Once 'foundation' courses are available, I tend to agree. The first of its kind, but with no 'core' knowledge training available, once it expands, it is likely that rates will increase. Quality concerns have plagued online course providers since they first came into existence, but MIT and Harvard have stated that no watering-down of the assignments will take place.

Online students may groan at this, but when you consider this in relation to online learning as a whole, making these kinds of decisions can ultimately benefit distance-based courses. If MITx proves successful, then other providers will be able to marry the same quality of online courses to physical ones -- and potentially this could improve the reputation of distance-based learning.

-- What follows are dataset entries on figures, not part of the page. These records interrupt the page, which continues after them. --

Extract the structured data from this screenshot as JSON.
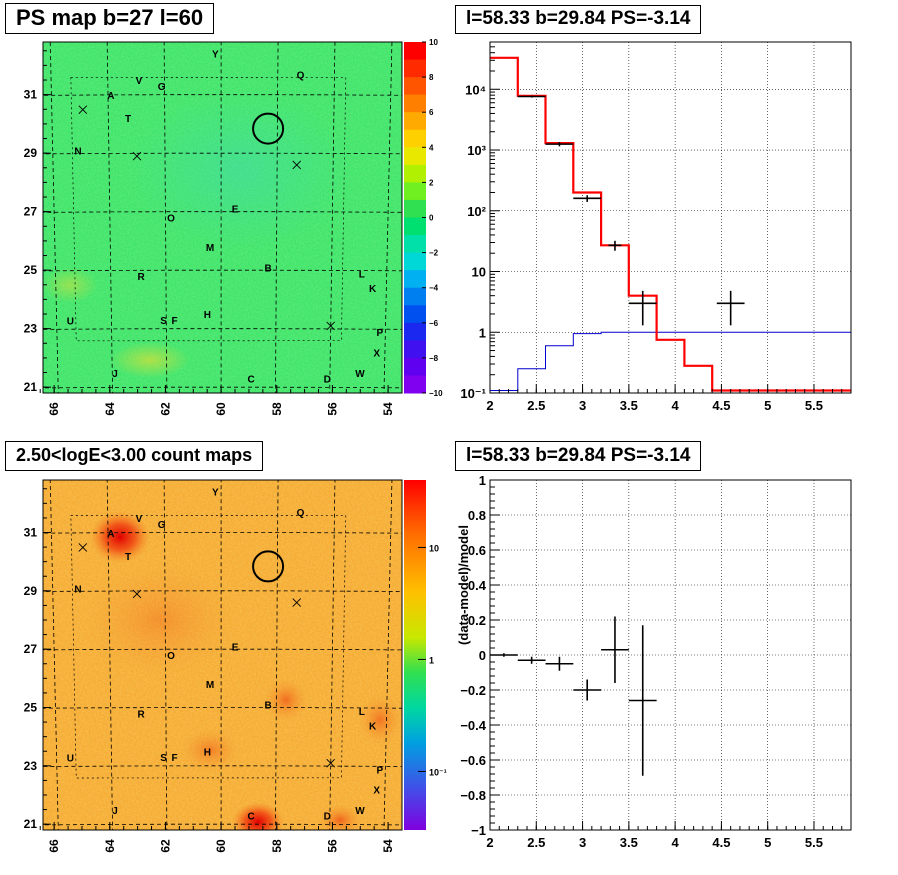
{
  "panels": {
    "ps_map_title": "PS map b=27 l=60",
    "spectrum_title": "l=58.33 b=29.84 PS=-3.14",
    "count_map_title": "2.50<logE<3.00 count maps",
    "residual_title": "l=58.33 b=29.84 PS=-3.14"
  },
  "colors": {
    "map_green": "#33e05a",
    "map_orange": "#f4a428",
    "model_red": "#ff0000",
    "bg_blue": "#0000cc",
    "data_black": "#000000"
  },
  "sky_maps": {
    "x_ticks": [
      "66",
      "64",
      "62",
      "60",
      "58",
      "56",
      "54"
    ],
    "y_ticks": [
      "31",
      "29",
      "27",
      "25",
      "23",
      "21"
    ],
    "x_tick_values": [
      66,
      64,
      62,
      60,
      58,
      56,
      54
    ],
    "y_tick_values": [
      31,
      29,
      27,
      25,
      23,
      21
    ],
    "xlim": [
      66.4,
      53.5
    ],
    "ylim": [
      20.8,
      32.8
    ],
    "sources": [
      {
        "label": "Y",
        "l": 60.2,
        "b": 32.4
      },
      {
        "label": "Q",
        "l": 57.2,
        "b": 31.7
      },
      {
        "label": "V",
        "l": 62.9,
        "b": 31.5
      },
      {
        "label": "G",
        "l": 62.1,
        "b": 31.3
      },
      {
        "label": "A",
        "l": 63.9,
        "b": 31.0
      },
      {
        "label": "T",
        "l": 63.3,
        "b": 30.2
      },
      {
        "label": "N",
        "l": 65.1,
        "b": 29.1
      },
      {
        "label": "E",
        "l": 59.5,
        "b": 27.1
      },
      {
        "label": "O",
        "l": 61.8,
        "b": 26.8
      },
      {
        "label": "M",
        "l": 60.4,
        "b": 25.8
      },
      {
        "label": "B",
        "l": 58.3,
        "b": 25.1
      },
      {
        "label": "R",
        "l": 62.9,
        "b": 24.8
      },
      {
        "label": "L",
        "l": 54.9,
        "b": 24.9
      },
      {
        "label": "K",
        "l": 54.5,
        "b": 24.4
      },
      {
        "label": "H",
        "l": 60.5,
        "b": 23.5
      },
      {
        "label": "S",
        "l": 62.1,
        "b": 23.3
      },
      {
        "label": "F",
        "l": 61.7,
        "b": 23.3
      },
      {
        "label": "U",
        "l": 65.5,
        "b": 23.3
      },
      {
        "label": "P",
        "l": 54.2,
        "b": 22.9
      },
      {
        "label": "X",
        "l": 54.3,
        "b": 22.2
      },
      {
        "label": "W",
        "l": 54.9,
        "b": 21.5
      },
      {
        "label": "J",
        "l": 63.9,
        "b": 21.5
      },
      {
        "label": "D",
        "l": 56.1,
        "b": 21.3
      },
      {
        "label": "C",
        "l": 58.9,
        "b": 21.3
      }
    ],
    "crosses": [
      {
        "l": 64.9,
        "b": 30.5
      },
      {
        "l": 63.0,
        "b": 28.9
      },
      {
        "l": 57.3,
        "b": 28.6
      },
      {
        "l": 56.0,
        "b": 23.1
      }
    ],
    "target": {
      "l": 58.33,
      "b": 29.84
    }
  },
  "ps_colorbar": {
    "ticks": [
      "10",
      "8",
      "6",
      "4",
      "2",
      "0",
      "−2",
      "−4",
      "−6",
      "−8",
      "−10"
    ],
    "range": [
      -10,
      10
    ]
  },
  "count_colorbar": {
    "ticks": [
      "10",
      "1",
      "10⁻¹"
    ],
    "tick_values": [
      10,
      1,
      0.1
    ],
    "range": [
      0.03,
      40
    ]
  },
  "chart_data": [
    {
      "type": "line",
      "panel": "spectrum",
      "title": "l=58.33 b=29.84 PS=-3.14",
      "x_ticks": [
        "2",
        "2.5",
        "3",
        "3.5",
        "4",
        "4.5",
        "5",
        "5.5"
      ],
      "y_ticks": [
        "10⁻¹",
        "1",
        "10",
        "10²",
        "10³",
        "10⁴"
      ],
      "y_tick_values": [
        0.1,
        1,
        10,
        100,
        1000,
        10000
      ],
      "xlim": [
        2,
        5.9
      ],
      "ylim": [
        0.1,
        60000
      ],
      "log_y": true,
      "grid": true,
      "bin_edges": [
        2.0,
        2.3,
        2.6,
        2.9,
        3.2,
        3.5,
        3.8,
        4.1,
        4.4,
        4.7,
        5.0,
        5.3,
        5.6,
        5.9
      ],
      "series": [
        {
          "role": "model",
          "values": [
            33000,
            7800,
            1300,
            200,
            27,
            4,
            0.75,
            0.28,
            0.11,
            0.11,
            0.11,
            0.11,
            0.11
          ]
        },
        {
          "role": "background",
          "values": [
            0.11,
            0.25,
            0.6,
            0.95,
            1,
            1,
            1,
            1,
            1,
            1,
            1,
            1,
            1
          ]
        },
        {
          "role": "data",
          "points": [
            {
              "x": 2.45,
              "y": 7600,
              "xerr": 0.15,
              "ylo": 7300,
              "yhi": 7900
            },
            {
              "x": 2.75,
              "y": 1250,
              "xerr": 0.15,
              "ylo": 1150,
              "yhi": 1350
            },
            {
              "x": 3.05,
              "y": 160,
              "xerr": 0.15,
              "ylo": 140,
              "yhi": 180
            },
            {
              "x": 3.35,
              "y": 27,
              "xerr": 0.07,
              "ylo": 22,
              "yhi": 32
            },
            {
              "x": 3.65,
              "y": 3,
              "xerr": 0.15,
              "ylo": 1.3,
              "yhi": 4.8
            },
            {
              "x": 4.6,
              "y": 3,
              "xerr": 0.15,
              "ylo": 1.3,
              "yhi": 4.8
            }
          ]
        }
      ]
    },
    {
      "type": "scatter",
      "panel": "residual",
      "title": "l=58.33 b=29.84 PS=-3.14",
      "ylabel": "(data-model)/model",
      "x_ticks": [
        "2",
        "2.5",
        "3",
        "3.5",
        "4",
        "4.5",
        "5",
        "5.5"
      ],
      "y_ticks": [
        "1",
        "0.8",
        "0.6",
        "0.4",
        "0.2",
        "0",
        "−0.2",
        "−0.4",
        "−0.6",
        "−0.8",
        "−1"
      ],
      "xlim": [
        2,
        5.9
      ],
      "ylim": [
        -1,
        1
      ],
      "grid": true,
      "points": [
        {
          "x": 2.15,
          "y": 0.0,
          "xerr": 0.15,
          "yerr": 0.01
        },
        {
          "x": 2.45,
          "y": -0.03,
          "xerr": 0.15,
          "yerr": 0.02
        },
        {
          "x": 2.75,
          "y": -0.05,
          "xerr": 0.15,
          "yerr": 0.04
        },
        {
          "x": 3.05,
          "y": -0.2,
          "xerr": 0.15,
          "yerr": 0.06
        },
        {
          "x": 3.35,
          "y": 0.03,
          "xerr": 0.15,
          "yerr": 0.19
        },
        {
          "x": 3.65,
          "y": -0.26,
          "xerr": 0.15,
          "yerr": 0.43
        }
      ]
    }
  ]
}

The MIT team were also pleasantly surprised at how the students reappropriated the MITx technology, customizing it to suit their own educational ends. One group of students, disappointed that the follow-up course 6.003 "Signals and Systems" would not be offered in the fall, used materials from MIT's OpenCourseWare project to create their own online course, dubbed 6.003z.

"They’re now a bonded community,” Agarwal says. “They asked us if there was a way they could keep the community alive. So we agreed not to take the [6.002x] website down. All the students who had previous accounts could continue interacting on the discussion forums and so on."

It seems the prototype didn't just offer knowledge on electronics. Instead, the students bound and promoted a community -- a support system which no doubt made it easier to continue and pass the course. Spurred on, other learners worked to improve the MITx system; some creating online text viewers for mobile devices, whereas others developed a bolt-on video viewer so media could be streamed in sequence.

Taking this on board, the edX team is working to make it easier for students to customize their courses further. For example, Agarwal says one job on the list is to turn a semester-based course into a full year, to compensate for students with a lot of demands on their time.

A current change the team has made after student feedback is to post videos where teachers work out problems onscreen rather than simply present the complete solution.

"We learned a lot about how to do a course like this," Agarwal says. "Clearly, that is influencing us a lot in where we go from here."

It seems that if online courses are going to succeed, interaction is still a necessary component. Whether it is a pre-recorded video of a teacher working out a problem or students creating a community themselves, digital learning has to blend both components as well as flexibility to keep learners keen and their self-motivation high.

Ultimately, students subscribed to the course from over 160 countries for the trial course. The majority were based in the U.S., India and the Unite Kingdom. Columbia, Spain, Canada and Brazil also featured in the top 10.